Asking for a raise isn’t easy. Demanding a raise is even more challenging.
The real hardcore, determining factor involved in asking for a pay raise is whether or not the employer has funding to give the employee the raise. No matter what the profession or job, no matter how well deserved, if there is no money to fund a raise, no raise.
Depending on if you are listening to Oklahoma Republicans or Democrats, there is funding for House Bill 1010xx for teacher pay raises, or there is not. This week more developments in funding support was added through taxation, and both sides sent out conflicting messages on what this meant for Oklahoma teachers and education.
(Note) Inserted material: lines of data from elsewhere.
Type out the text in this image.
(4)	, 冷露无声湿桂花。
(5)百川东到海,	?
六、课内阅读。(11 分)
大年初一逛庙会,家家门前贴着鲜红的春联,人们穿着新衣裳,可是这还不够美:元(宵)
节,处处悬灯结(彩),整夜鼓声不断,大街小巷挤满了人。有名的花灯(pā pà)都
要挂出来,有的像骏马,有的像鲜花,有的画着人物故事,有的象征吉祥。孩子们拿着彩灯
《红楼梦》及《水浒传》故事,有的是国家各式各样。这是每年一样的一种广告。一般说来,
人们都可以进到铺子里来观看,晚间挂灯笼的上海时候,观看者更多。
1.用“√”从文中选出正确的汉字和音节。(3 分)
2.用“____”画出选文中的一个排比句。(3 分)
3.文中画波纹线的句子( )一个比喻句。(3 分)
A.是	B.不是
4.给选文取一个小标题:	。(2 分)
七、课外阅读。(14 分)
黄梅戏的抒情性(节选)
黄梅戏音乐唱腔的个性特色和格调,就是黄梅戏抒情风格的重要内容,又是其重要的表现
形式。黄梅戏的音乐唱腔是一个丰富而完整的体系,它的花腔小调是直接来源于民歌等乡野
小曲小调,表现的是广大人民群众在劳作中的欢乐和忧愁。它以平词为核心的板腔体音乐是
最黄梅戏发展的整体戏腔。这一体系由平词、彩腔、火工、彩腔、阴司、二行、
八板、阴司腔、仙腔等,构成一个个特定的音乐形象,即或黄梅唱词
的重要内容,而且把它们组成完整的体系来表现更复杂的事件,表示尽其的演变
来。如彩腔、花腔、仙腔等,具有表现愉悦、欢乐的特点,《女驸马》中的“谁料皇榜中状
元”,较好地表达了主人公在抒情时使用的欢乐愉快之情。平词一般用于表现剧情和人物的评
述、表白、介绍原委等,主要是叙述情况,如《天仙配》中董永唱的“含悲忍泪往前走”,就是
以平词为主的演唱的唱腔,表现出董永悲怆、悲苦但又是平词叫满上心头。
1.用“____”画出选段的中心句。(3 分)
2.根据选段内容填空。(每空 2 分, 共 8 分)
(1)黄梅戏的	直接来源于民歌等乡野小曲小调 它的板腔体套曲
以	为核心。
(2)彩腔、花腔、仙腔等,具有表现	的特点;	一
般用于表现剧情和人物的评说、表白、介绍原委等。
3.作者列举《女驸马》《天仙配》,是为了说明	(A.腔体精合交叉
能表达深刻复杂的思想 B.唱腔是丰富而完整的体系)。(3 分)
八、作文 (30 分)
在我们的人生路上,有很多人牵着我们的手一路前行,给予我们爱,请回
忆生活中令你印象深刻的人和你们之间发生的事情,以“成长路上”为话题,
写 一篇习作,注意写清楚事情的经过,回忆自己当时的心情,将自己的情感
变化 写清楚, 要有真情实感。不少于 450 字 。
Covering the teacher walkout is challenging. There have been almost hourly developments and much information thrown out from many sources. It’s my job to wade through all that biased information and report the unbiased facts. It isn’t easy.
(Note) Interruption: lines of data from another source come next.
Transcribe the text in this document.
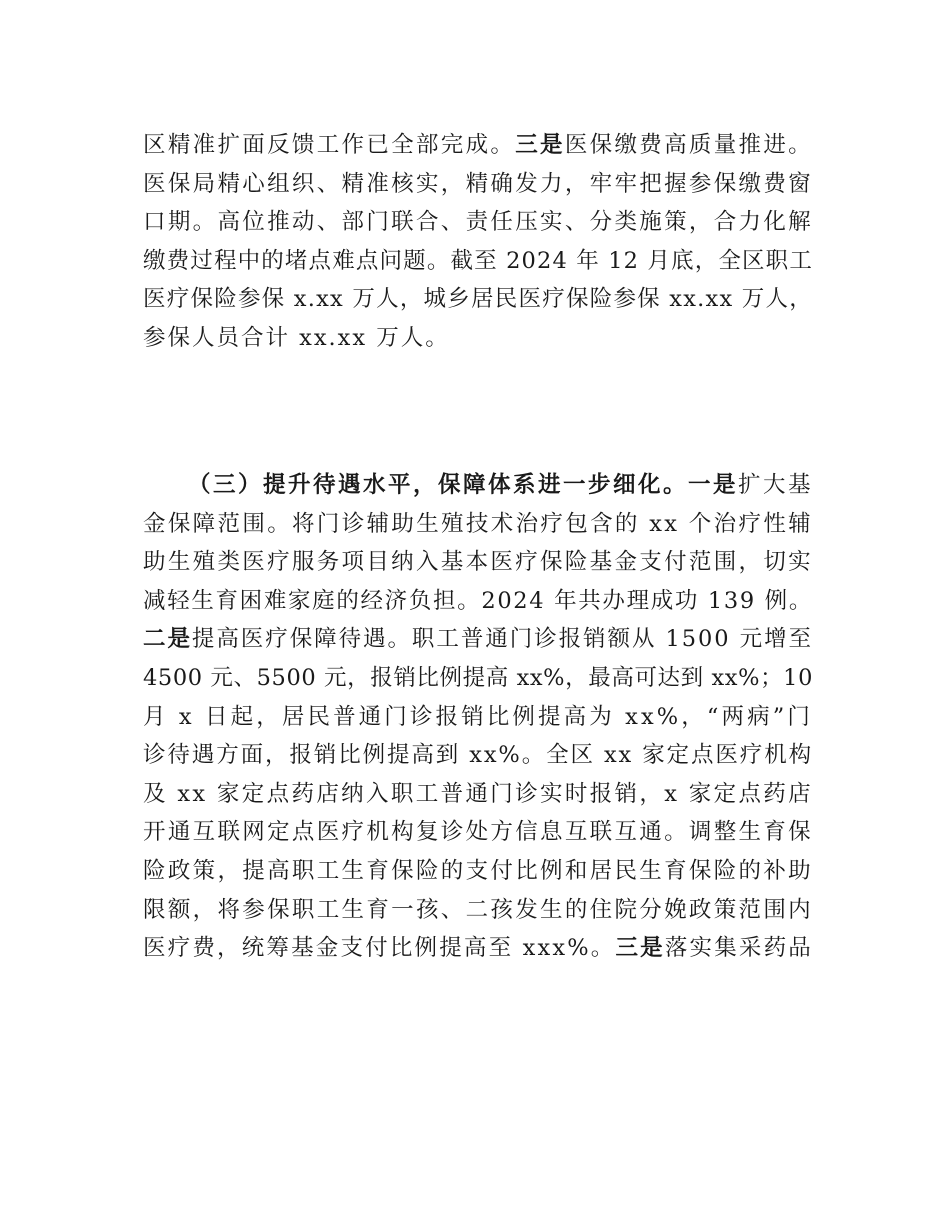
区精准扩面反馈工作已全部完成。三是医保缴费高质量推进。
医保局精心组织、精准核实，精确发力，牢牢把握参保缴费窗
口期。高位推动、部门联合、责任压实、分类施策，合力化解
缴费过程中的堵点难点问题。截至 2024 年 12 月底，全区职工
医疗保险参保 x.xx 万人，城乡居民医疗保险参保 xx.xx 万人，
参保人员合计 xx.xx 万人。
（三）提升待遇水平，保障体系进一步细化。一是扩大基
金保障范围。将门诊辅助生殖技术治疗包含的 xx 个治疗性辅
助生殖类医疗服务项目纳入基本医疗保险基金支付范围，切实
减轻生育困难家庭的经济负担。2024 年共办理成功 139 例。
二是提高医疗保障待遇。职工普通门诊报销额从 1500 元增至
4500 元、5500 元，报销比例提高 xx%，最高可达到 xx%；10
月 x 日起，居民普通门诊报销比例提高为 xx%，“两病”门
诊待遇方面，报销比例提高到 xx%。全区 xx 家定点医疗机构
及 xx 家定点药店纳入职工普通门诊实时报销，x 家定点药店
开通互联网定点医疗机构复诊处方信息互联互通。调整生育保
险政策，提高职工生育保险的支付比例和居民生育保险的补助
限额，将参保职工生育一孩、二孩发生的住院分娩政策范围内
医疗费，统筹基金支付比例提高至 xxx%。三是落实集采药品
As with most issues, contrary to occasional criticism, I generally can see the merit and truth regarding controversial or divisive issues from all sides. I use research from credible sources, fact-checking, and interviews with differing parties to discern newsworthy facts to report, and use quotes or credit information to the source if I feel it holds bias or is opinionated.
My goal is to give the reader a fair and impartial account of events that allows them to make their own conclusions.
Teachers need raises, and most deserve them. That’s a point I believe most Oklahomans agree with.
Education is underfunded, another truth I believe most agree with.
Where Oklahomans diverge is how much of a teacher raise and increase in funding for education is appropriate given the state’s economy and budget and how should these expenditures be funded.
So, what’s the solution? Oklahoma lawmakers agreed on taxation funding of $447 million, a huge accomplishment in the state since no such measure of this proportion has passed since 1990, 28 years ago.
Taxation results in both positive and negative effects, creating much-needed revenue, but that revenue ALWAYS comes at a cost to someone.
Given the current political situation in Oklahoma in an election year, I think it is remarkable what teachers have accomplished with the walkout. I also believe, for now, it’s all they are going to get at this time.
Now, before someone goes crazy, let me finish, that does not mean advocacy should end there. I believe two things now need to happen to continue Oklahoma’s push for better education. First, a complete audit of the state’s agencies, departments, and all revenue budgeted receivers must be completed by a bipartisan or unbiased independent committee to determine if the state’s revenues are being appropriately and prudently spent covering the best interests of the state.
Second, Oklahoma teachers, school boards, superintendents, and lawmakers must sit down together as the year proceeds to create a comprehensive education plan to be approved by educators and adopted by the legislature with goals and funding sources. If this doesn’t happen, teachers should not sign their next year’s employment contracts and use this bargaining power to bring change if necessary.
The question isn’t if teacher raises are merited, or if education needs more money, the question is - does the state have the money, or where can the money be found or generated from, and how do lawmakers prioritize the dispensation of tax funding to ensure state support for all needed functions. A hierarchy of needs should be used to determine priority and create systematic, supportive and progressive goals.
If you read the protest signs or took the time to listen to Oklahoma educators, you heard loud and clear from them that this walkout movement was a demand for funding to help provide quality education for their students.
Well, that’s only partly true, the impetus for the movement was indeed also in asking for substantial teacher raises. I’m not sure why the state’s educators who have worked hard, tirelessly, in less than ideal conditions, with challenges beyond imagination for those who don’t teach, wouldn’t honestly admit this issue is also an important part of their agenda.
Standing for what you believe is right and just and is something applaudable and should be respected as an American right.
If you don’t value what you do and earn and demand that respect no one else will value your profession, that goes for a stay at home parent to the CEO of a large company.
I conducted a voluntary and very unscientific quick Facebook poll asking people to respond with their profession and last time they received a raise.
I got a response from 43 people of diverse professions and jobs, of those 27 received a raise within the last year. The rest of those responding to my little poll received no raise within the last year; others received raises over a year ago, and others received pay cuts.
Most of the respondents who had not had raises at all, or no raise for many years, or saw pay cuts work for state departments, such as caseworkers for the Oklahoma Department of Human Services. This, in my opinion, is a greater issue with similar and even more severe repercussions than we see in the issues of concern causing the teacher walkout.
One of the biggest issues teachers face and have expressed this week is dealing with children’s issues affected by socio-economic, health and welfare problems. Seems to me, lack of resource and quality services for much-needed children’s welfare social services and assistance to meet basic needs is a root issue and should be priority one for Oklahoma in my opinion.
When a child is dealing with abuse, neglect, or deprivation of basic needs the impact is massive and their ability to focus on education is hindered in the least, annihilated at worst. (In full transparency I sit on the board of a child abuse advocacy organization and served Ottawa County for years professionally in a child advocacy position.)
Oklahomans are ready for state revival, renewal, and growth, but that can only happen if we remember we pledge to be one nation under God, “indivisible with liberty and justice for all.”